Mientras el sexo lo determina la biología, la autora incide en que el género viene determinado por expectativas sociales con respecto a la apariencia, el comportamiento, los intereses y el estilo de vida del hombre y la mujer humanos. Además, otra precisión que se debería tener muy clara es que mientras la biología reconoce dos sexos (mencionado como dos géneros por el artículo anterior), la sociedad identifica un amplio abanico de géneros, como el cisgénero, transgénero, género plural, género ambiguo y género queer. 

Si en la biología confundir sexo y género solo indica un lenguaje inexacto, en la sociedad podría llegar a crear conflictos de identidad y dañar a las personas que se identifican con un género distinto a su sexo.

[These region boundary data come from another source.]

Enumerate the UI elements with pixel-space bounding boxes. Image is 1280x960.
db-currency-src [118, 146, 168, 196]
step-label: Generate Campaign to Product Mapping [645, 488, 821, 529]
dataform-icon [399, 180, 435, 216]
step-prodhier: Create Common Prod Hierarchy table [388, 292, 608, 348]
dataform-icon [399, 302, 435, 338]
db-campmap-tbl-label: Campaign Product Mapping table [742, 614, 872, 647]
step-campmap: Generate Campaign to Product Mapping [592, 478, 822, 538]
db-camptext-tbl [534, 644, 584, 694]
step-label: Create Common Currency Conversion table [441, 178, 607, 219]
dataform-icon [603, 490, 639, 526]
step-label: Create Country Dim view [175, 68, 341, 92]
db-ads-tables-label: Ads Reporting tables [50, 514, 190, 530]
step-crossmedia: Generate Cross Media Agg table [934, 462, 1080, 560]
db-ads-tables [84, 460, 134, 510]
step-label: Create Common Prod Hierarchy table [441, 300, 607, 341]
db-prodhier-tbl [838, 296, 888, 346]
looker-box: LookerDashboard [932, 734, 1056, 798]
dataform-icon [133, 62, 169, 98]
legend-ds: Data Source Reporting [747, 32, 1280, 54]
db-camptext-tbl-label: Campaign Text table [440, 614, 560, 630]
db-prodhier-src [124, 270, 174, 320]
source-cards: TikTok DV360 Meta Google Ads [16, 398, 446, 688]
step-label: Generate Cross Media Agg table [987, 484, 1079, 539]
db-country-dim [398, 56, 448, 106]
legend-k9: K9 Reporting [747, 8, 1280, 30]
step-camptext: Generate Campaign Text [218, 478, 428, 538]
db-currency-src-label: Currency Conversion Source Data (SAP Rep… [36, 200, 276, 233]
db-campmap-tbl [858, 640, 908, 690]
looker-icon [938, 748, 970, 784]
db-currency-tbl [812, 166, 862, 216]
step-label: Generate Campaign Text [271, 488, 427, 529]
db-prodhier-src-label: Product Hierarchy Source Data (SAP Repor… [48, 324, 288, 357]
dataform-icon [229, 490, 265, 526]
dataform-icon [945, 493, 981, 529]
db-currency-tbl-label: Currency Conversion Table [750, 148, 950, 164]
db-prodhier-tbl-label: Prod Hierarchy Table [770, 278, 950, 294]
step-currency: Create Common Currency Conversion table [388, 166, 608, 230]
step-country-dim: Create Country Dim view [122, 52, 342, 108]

El ejemplo que tanto perjudica a las personas, que destaca la profesora Richie, es la catalogación como trastorno mental de la disforia de género, según el cual una persona no está conforme con el sexo con el que ha nacido.

En el alegato presentado por la investigadora queda claro que hay que distinguir correctamente entre los términos sexo y género, que se deberían utilizar correctamente en todos los ámbitos y que, normalizando un uso adecuado de las palabras para identificar los conceptos, es como luchamos hacia un lenguaje más inclusivo.